Claudio Magris, Vous comprendrez donc


Magris

Dans la mythologie grecque, Eurydice est l'épouse – heureuse – du poète Orphée. Elle meurt prématurément, mordue par un serpent venimeux. Orphée plaide alors si bien sa cause qu'Hadès, dieu des enfers, l'autorise à venir la rechercher et la ramener sur terre, à une seule condition : qu'il ne la regarde pas tant qu'elle n'a pas rejoint la lumière du soleil. Guidée par le son de la lyre de son amant, Eurydice le suit sur le chemin du retour à la vie. Mais à quelques pas de la sortie, Orphée se retourne pour vérifier qu'elle le suit toujours... et il la perd à jamais.

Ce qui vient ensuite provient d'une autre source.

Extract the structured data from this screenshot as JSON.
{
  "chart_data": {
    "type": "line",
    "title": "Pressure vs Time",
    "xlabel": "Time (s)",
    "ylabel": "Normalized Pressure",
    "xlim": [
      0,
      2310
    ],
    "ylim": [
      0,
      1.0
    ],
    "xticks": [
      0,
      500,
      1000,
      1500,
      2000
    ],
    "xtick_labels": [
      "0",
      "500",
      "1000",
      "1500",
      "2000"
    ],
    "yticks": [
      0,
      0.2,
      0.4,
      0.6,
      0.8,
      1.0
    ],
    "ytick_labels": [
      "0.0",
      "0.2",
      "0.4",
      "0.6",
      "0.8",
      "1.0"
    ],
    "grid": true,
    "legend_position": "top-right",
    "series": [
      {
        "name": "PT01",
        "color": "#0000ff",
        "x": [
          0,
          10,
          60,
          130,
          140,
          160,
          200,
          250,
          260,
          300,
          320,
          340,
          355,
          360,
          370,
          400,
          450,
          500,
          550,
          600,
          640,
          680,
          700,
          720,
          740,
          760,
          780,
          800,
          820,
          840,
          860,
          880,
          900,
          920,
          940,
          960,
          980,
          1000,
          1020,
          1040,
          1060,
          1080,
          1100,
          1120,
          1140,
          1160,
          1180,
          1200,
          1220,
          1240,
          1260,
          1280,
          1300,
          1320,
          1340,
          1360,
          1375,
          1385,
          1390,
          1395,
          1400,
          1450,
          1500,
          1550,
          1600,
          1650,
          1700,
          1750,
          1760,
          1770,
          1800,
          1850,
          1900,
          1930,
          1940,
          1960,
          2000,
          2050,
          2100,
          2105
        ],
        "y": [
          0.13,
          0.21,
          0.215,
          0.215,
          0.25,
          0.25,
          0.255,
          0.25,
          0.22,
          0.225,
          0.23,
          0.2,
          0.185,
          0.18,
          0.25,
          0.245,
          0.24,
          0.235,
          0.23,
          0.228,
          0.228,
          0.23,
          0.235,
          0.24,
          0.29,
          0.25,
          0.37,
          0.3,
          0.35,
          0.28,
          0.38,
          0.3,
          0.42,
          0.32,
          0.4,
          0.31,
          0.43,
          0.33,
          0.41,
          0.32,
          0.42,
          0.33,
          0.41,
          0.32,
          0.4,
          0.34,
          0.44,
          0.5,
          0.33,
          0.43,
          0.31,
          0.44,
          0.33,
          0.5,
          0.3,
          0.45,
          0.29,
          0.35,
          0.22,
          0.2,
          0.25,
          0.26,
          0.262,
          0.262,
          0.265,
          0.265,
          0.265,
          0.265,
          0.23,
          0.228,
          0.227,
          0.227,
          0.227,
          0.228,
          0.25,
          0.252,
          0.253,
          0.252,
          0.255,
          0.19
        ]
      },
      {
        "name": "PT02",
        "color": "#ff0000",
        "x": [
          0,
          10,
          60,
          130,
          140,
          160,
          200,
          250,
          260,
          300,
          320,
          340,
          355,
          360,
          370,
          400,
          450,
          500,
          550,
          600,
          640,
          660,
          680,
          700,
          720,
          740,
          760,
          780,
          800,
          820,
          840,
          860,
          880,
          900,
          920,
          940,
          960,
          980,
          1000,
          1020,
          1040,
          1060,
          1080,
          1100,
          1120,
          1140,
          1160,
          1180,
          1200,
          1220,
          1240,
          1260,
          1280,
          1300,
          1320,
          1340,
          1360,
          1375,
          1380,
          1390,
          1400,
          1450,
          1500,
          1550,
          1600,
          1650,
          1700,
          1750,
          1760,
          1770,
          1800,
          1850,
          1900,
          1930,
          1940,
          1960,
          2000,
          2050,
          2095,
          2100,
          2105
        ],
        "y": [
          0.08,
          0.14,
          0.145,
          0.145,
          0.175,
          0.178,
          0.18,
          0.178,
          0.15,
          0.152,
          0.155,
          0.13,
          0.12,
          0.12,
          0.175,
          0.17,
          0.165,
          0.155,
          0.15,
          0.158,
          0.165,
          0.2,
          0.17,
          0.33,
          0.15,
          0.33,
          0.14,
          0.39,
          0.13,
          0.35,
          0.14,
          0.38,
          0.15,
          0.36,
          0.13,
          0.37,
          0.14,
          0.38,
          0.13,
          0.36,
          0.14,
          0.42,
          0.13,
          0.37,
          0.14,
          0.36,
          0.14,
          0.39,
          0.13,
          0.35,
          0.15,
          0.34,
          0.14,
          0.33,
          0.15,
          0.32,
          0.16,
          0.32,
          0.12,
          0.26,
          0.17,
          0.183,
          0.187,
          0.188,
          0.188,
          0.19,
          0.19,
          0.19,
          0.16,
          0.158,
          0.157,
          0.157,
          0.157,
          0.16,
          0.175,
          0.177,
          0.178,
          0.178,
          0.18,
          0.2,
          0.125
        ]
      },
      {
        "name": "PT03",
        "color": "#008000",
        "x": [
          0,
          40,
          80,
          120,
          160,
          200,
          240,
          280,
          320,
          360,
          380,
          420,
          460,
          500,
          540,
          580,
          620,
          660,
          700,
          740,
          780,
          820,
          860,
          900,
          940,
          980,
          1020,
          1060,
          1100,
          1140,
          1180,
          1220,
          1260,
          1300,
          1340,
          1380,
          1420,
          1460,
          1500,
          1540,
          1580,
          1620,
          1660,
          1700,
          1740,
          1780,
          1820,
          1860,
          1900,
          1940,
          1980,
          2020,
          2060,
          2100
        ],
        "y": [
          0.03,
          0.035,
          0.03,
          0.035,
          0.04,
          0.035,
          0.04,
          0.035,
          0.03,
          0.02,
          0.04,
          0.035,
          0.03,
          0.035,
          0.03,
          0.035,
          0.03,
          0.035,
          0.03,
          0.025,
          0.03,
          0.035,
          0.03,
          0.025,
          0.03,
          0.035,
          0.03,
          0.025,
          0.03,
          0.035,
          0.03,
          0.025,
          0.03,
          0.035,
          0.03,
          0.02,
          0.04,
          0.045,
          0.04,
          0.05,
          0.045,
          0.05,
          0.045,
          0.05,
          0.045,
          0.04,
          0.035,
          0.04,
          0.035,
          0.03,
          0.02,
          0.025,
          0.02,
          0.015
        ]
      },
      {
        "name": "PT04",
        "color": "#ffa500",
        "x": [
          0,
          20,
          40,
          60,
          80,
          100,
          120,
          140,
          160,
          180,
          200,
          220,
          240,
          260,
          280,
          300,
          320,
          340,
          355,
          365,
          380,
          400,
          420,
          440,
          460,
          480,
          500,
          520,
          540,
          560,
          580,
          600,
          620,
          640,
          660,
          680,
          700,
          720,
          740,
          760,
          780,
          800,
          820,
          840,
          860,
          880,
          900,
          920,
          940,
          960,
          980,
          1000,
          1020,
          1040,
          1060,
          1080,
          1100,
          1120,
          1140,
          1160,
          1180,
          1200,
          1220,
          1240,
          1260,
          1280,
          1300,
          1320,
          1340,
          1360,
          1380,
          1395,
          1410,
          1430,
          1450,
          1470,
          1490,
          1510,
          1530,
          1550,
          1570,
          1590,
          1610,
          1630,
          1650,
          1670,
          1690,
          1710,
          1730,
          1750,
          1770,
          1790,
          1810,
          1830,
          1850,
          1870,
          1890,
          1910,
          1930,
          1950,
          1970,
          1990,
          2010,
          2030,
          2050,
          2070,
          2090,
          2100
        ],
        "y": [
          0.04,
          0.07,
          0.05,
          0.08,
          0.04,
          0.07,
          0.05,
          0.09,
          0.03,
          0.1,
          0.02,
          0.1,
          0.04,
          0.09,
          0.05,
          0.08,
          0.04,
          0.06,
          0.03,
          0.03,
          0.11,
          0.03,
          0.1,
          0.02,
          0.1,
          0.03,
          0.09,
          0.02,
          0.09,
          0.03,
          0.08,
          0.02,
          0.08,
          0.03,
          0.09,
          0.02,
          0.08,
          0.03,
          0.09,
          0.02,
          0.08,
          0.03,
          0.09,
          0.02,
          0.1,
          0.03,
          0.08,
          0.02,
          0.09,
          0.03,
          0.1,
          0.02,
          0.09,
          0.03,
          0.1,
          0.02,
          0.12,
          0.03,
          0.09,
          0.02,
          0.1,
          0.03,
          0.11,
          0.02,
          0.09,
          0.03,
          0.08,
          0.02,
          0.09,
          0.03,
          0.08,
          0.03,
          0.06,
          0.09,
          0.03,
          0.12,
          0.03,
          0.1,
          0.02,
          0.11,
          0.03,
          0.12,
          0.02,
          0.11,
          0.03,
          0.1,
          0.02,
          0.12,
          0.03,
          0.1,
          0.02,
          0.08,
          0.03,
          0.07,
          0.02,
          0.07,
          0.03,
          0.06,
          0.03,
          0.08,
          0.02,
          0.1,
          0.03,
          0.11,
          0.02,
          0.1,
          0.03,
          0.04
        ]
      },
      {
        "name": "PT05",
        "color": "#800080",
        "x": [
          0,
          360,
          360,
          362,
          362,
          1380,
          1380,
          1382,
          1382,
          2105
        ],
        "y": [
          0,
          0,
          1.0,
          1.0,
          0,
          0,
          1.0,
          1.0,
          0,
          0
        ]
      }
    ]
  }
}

«Non, je ne suis pas sortie, Monsieur le Président, comme vous le voyez, je suis ici. Merci encore pour l'autorisation spéciale, vraiment exceptionnelle, je m'en rends compte,ne croyez pas que je ne vous en sois pas reconnaissante; lui aussi il était très ému, il n'aurait jamais cru l'obtenir quand il l'a demandée, cette permission de venir dans la Maison, de venir me chercher.» : C'est ainsi que commence le court roman de Claudio Magris, un texte qui mêle philosophie et poésie. Il imagine une Eurydice d'aujourd'hui, dans la semi-obscurité de la «Maison» où elle a décidé de rester, alors qu'elle aurait pu rejoindre l'homme qu'elle aime passionnément dans le royaume des vivants. Avec le récit de leur histoire, elle donne au «Président» les raisons qui l'ont fait agir de la sorte, dans un ultime sacrifice, par amour.  «Vous comprendrez donc, Monsieur le Président, pourquoi, alors que nous étions désormais tout près des portes, je l'ai appelé d'une voix forte et assurée, la voix que j'avais dans ma jeunesse, de l'autre côté, et lui – je savais qu'il ne résisterait pas – il s'est retourné, tandis que moi je me sentais aspirée en arrière, légère (...)»

Par ce magnifique monologue, Magris donne à cette nouvelle version du mythe, une place centrale à Eurydice : la femme représente la puissance et l'homme la fragilité. Son mari ne peut rien sans elle, il lui doit tout. Vivante, elle avait un rôle essentiel dans son œuvre poétique comme dans sa vie. Morte, elle lui donne la force et la chance d'être peut-être encore heureux un jour, ignorant du néant. 

L'Université de Liège avait eu le grand plaisir d'accueillir Claudio Magris lors du Festival littéraire international Mixed Zone. L'auteur y a notamment présenté son dernier roman traduit en français Classé sans suite.

Claudine Simart
Service Culture

 

Claudio Magris, Vous comprendrez donc, L'Arpenteur, trad. fr par Jean et Marie-Noëlle Pastureau, 2008, 64 p.